- The Washington Times - Wednesday, January 11, 2012

A former advisory neighborhood commissioner accused in June by the District of Columbia auditor of stealing $30,000 in taxpayer money is being charged with a felony, court documents filed Wednesday show.

William C. Shelton is charged with one count of access-device fraud for obtaining an ATM card, against D.C. regulations, which he used to withdraw cash from the account of the ANC he chaired, spending it on Lexus payments, at Bloomingdale’s and elsewhere between 2010 and 2011.

The board of elected neighborhood representatives is in Ward 5, whose former council member, Harry Thomas Jr., this month pleaded guilty to stealing city money.

Prosecutors are demanding that the $30,000 be forfeited to the United States and say if the money cannot be located, they will “seek forfeiture of any other property of the said defendant.”

Mr. Shelton last month separately signed a settlement with the District’s attorney general, in which he agreed to repay the money to the city at a rate of $200 per month.

If Mr. Shelton pleads guilty, the District could apply to the U.S. to receive forfeited funds, and there could also be a separate order of restitution to the city at sentencing. The criminal information filed by federal prosecutors typically indicates a plea deal is near.

Mr. Shelton was the longtime top official of ANC 5B, one of 37 boards of elected officials that offer guidance to city regulators on matters such as liquor licenses, zoning and parking. Each also receives a budget it can use to award grants to community nonprofits, with $2 million in ANC bank accounts in all. A few use it to pay a staff member - including ANC5B, which used it to pay $25 an hour to a friend of Mr. Shelton, Patsy Staten, who also worked for Mr. Shelton at a city-funded entity for at-risk youth he controlled.

After months of presenting false accounts of how much money was in its account, records show, Mr. Shelton, who did not return a call for comment, was forced to resign when the bank account had only $7.11 remaining.

But even with Mr. Shelton gone, accountability was slow to come in Ward 5.

“What I hear is more people being consoling of Harry Thomas and William Shelton, and that really blows my mind,” said Commissioner Vaughn Bennett. Still, “this is a step towards changing the negative atmosphere,” he said.

The group’s treasurer, Patricia Brown-Daniels, acknowledged she had never looked at a bank statement or performed other basic financial responsibilities, yet she remained in her role as financial steward despite community outcry.

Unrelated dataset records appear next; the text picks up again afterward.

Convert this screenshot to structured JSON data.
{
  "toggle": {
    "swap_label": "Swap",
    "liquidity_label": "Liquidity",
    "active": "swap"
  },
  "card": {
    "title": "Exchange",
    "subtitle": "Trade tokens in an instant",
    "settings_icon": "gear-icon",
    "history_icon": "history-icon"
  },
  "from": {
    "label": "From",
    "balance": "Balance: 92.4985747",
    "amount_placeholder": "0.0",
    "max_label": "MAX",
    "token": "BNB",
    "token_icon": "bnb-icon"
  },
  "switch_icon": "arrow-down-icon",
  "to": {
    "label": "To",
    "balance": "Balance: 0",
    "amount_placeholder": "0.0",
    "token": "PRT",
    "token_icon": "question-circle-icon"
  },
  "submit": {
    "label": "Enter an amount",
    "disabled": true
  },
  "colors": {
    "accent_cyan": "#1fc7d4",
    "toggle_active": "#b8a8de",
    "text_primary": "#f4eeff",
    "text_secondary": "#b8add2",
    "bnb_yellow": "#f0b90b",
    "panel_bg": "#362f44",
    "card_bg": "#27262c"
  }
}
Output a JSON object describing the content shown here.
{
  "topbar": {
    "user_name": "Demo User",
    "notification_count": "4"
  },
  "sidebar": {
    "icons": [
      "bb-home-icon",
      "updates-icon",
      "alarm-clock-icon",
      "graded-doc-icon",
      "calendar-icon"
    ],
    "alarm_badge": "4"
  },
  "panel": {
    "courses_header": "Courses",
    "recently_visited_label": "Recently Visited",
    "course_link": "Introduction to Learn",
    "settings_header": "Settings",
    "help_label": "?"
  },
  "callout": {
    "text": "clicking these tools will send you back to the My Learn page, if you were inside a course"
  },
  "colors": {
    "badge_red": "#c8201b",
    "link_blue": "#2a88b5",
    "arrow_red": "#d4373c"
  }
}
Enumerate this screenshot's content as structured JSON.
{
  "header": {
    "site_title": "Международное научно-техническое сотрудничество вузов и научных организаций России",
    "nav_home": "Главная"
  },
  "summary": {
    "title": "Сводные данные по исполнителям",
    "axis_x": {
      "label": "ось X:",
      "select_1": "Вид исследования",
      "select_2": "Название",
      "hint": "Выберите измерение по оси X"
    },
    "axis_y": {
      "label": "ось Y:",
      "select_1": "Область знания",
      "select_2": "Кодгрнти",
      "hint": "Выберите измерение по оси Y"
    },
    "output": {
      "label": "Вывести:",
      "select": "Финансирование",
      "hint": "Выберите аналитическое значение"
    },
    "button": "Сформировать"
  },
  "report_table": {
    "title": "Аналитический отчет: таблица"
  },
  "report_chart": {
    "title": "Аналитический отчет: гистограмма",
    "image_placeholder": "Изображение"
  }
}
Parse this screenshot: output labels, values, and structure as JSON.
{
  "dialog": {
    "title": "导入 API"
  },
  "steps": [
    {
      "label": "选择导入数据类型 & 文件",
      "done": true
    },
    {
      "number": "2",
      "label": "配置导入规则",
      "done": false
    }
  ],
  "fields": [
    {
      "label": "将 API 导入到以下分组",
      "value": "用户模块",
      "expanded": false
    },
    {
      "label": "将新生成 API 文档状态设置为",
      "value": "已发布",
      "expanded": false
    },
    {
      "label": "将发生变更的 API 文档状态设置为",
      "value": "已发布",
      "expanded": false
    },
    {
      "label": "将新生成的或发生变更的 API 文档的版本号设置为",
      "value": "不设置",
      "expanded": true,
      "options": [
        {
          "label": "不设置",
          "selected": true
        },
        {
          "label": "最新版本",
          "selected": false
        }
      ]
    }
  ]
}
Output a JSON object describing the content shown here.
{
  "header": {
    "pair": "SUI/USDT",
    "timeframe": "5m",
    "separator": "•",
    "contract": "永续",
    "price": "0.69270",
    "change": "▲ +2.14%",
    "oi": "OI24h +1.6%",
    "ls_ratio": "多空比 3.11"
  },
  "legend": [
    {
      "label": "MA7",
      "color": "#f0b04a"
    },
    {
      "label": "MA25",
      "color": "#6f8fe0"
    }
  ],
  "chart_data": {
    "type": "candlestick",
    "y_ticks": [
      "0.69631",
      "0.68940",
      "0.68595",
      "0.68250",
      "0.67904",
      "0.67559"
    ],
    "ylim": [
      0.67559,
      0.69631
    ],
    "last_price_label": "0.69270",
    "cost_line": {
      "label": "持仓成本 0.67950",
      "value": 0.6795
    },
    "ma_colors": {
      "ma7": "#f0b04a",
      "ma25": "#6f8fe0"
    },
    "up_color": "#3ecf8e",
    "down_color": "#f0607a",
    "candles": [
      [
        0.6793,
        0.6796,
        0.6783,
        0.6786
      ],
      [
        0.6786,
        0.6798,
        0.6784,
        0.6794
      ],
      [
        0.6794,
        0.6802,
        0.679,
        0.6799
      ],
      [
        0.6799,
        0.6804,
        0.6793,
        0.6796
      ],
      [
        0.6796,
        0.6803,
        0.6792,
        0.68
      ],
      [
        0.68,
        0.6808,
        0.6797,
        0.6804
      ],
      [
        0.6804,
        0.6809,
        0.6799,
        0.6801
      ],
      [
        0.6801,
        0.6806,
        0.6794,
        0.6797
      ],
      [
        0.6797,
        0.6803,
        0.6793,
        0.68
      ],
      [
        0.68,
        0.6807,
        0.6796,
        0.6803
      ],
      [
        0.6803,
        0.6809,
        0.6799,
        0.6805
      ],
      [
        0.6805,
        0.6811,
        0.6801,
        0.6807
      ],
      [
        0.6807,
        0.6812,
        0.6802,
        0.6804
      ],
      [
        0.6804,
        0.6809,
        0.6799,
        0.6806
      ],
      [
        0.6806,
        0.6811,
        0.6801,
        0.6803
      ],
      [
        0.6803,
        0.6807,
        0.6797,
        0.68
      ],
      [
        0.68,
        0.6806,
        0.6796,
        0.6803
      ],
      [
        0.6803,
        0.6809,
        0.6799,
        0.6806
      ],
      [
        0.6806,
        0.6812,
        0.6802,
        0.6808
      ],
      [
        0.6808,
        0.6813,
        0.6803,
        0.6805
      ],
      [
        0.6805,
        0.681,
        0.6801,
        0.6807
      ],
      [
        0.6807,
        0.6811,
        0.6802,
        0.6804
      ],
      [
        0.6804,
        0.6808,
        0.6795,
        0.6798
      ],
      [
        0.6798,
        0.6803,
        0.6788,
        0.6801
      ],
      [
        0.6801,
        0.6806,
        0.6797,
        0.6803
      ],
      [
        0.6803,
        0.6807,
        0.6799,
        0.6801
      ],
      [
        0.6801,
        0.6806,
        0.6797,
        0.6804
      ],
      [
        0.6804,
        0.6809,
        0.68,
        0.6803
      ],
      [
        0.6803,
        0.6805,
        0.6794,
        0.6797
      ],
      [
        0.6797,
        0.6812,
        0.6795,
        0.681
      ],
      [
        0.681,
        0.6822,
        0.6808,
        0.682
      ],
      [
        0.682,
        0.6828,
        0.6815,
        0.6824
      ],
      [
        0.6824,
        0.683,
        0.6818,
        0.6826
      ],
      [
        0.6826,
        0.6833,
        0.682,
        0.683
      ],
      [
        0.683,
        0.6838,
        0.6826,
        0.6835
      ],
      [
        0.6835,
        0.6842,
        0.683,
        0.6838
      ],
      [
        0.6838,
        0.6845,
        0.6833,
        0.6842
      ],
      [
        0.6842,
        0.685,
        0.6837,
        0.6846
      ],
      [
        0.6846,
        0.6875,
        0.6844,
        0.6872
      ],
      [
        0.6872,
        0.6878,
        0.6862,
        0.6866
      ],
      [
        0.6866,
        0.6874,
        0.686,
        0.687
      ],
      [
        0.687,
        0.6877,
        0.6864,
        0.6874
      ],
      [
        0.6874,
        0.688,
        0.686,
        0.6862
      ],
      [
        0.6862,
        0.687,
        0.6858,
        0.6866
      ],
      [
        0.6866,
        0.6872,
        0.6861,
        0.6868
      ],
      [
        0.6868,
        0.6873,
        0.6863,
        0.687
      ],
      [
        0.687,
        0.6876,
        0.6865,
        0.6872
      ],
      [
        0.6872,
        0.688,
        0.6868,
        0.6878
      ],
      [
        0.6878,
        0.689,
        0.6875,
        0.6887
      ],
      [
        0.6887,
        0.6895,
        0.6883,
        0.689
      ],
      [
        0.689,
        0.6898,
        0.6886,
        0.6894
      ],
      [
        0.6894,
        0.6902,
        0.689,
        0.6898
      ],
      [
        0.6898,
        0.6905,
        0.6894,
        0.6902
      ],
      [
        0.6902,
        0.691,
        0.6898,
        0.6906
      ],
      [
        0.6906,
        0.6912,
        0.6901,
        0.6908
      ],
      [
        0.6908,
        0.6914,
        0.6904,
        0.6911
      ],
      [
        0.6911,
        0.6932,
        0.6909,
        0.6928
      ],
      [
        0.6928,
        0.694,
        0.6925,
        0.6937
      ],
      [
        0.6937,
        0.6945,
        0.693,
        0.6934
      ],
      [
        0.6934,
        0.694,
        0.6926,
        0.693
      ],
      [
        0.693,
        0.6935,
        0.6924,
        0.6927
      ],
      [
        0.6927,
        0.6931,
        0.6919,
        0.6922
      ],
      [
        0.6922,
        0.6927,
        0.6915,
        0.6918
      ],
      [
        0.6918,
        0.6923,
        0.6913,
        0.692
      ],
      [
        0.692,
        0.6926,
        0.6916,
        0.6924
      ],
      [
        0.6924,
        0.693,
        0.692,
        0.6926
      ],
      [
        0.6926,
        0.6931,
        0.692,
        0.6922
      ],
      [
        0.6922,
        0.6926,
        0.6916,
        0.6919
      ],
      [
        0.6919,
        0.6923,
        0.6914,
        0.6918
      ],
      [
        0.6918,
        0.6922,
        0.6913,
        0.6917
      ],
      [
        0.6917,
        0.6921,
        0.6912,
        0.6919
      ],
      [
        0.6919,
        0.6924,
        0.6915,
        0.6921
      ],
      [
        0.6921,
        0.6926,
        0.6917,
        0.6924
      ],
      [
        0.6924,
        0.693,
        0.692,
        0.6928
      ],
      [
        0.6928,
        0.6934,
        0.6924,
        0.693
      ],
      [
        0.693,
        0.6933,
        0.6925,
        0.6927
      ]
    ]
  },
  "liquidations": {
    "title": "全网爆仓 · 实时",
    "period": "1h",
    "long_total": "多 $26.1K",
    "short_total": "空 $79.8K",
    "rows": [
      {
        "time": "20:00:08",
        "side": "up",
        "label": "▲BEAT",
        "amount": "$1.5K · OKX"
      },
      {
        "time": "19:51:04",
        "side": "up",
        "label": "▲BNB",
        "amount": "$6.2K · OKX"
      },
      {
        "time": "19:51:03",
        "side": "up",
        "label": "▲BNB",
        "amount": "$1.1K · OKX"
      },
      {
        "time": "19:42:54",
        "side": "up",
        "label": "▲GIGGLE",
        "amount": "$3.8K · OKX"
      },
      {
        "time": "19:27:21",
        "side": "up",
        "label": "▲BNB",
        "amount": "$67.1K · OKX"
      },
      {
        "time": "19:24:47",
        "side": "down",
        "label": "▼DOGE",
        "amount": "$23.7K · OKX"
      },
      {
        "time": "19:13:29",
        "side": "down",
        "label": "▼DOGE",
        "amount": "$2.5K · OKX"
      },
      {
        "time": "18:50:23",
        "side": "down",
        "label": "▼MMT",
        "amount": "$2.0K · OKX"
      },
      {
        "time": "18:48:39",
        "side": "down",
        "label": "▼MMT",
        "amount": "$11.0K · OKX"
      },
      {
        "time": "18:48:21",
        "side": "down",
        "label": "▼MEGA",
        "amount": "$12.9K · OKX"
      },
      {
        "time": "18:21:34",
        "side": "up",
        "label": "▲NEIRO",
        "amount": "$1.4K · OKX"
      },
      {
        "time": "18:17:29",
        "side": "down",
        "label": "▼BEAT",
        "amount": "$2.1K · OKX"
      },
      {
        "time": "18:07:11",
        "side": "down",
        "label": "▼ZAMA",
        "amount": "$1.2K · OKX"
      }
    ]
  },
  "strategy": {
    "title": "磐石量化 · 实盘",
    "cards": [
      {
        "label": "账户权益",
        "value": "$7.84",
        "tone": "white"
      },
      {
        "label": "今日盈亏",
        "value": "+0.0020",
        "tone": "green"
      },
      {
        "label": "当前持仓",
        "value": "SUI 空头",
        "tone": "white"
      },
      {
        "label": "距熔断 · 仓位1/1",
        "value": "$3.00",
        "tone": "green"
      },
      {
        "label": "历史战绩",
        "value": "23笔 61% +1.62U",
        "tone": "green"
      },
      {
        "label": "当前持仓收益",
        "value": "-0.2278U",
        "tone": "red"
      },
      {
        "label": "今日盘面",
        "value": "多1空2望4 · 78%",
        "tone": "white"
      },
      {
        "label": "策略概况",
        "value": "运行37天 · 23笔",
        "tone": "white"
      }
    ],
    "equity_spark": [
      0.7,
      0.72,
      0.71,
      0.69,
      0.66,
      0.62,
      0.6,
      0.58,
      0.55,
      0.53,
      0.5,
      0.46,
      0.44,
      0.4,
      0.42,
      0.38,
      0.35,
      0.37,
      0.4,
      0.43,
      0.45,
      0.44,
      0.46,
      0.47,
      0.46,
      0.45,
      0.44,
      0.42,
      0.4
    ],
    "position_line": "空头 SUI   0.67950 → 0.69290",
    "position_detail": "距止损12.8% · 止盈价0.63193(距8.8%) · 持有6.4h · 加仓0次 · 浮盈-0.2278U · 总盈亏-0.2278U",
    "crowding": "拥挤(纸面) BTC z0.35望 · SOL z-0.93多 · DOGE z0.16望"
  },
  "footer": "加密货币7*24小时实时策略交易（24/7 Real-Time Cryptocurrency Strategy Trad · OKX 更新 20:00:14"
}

There were no repercussions for Ms. Staten, who continued working out of the office on a volunteer basis and told a D.C. official that office supplies contained there were her personal property. Invoices obtained by The Washington Times show she was ordering large amounts of office supplies with ANC funds and having them delivered to various addresses.

“She was in cahoots with Shelton and admitted it to a detective. She openly admitted she falsified reports,” said Commissioner India Henderson.

The commissioner who filled Mr. Shelton’s spot as chairman in the wake of the scandal, Regina James, blocked access to the group’s finances to the public and fellow commissioners in defiance of rules, The Times reported in September.

Ms. James has since been replaced as chairman by Jacqueline Manning, who lashed out at Mr. Bennett for involving the public after revelations of theft and requesting that Mr. Shelton resign. “You CANNOT request this from any commissioner!” she wrote. “Please stop putting our commissioner business on the listserv as well!”

No one immediately confiscated Mr. Shelton’s key to the ANC’s office, allowing him access to records that could have detailed any financial improprieties going back years. The records obtained by The Times included checks made out to Mr. Shelton preceding the period of theft covered by the charges.

The ANC will forfeit its 2011 allocation of taxpayer money because it did not provide financial information to the city on time, according to the D.C. auditor. But in December, D.C. officials voted to give the ANC $15,000 from an insurance fund to replace the stolen money.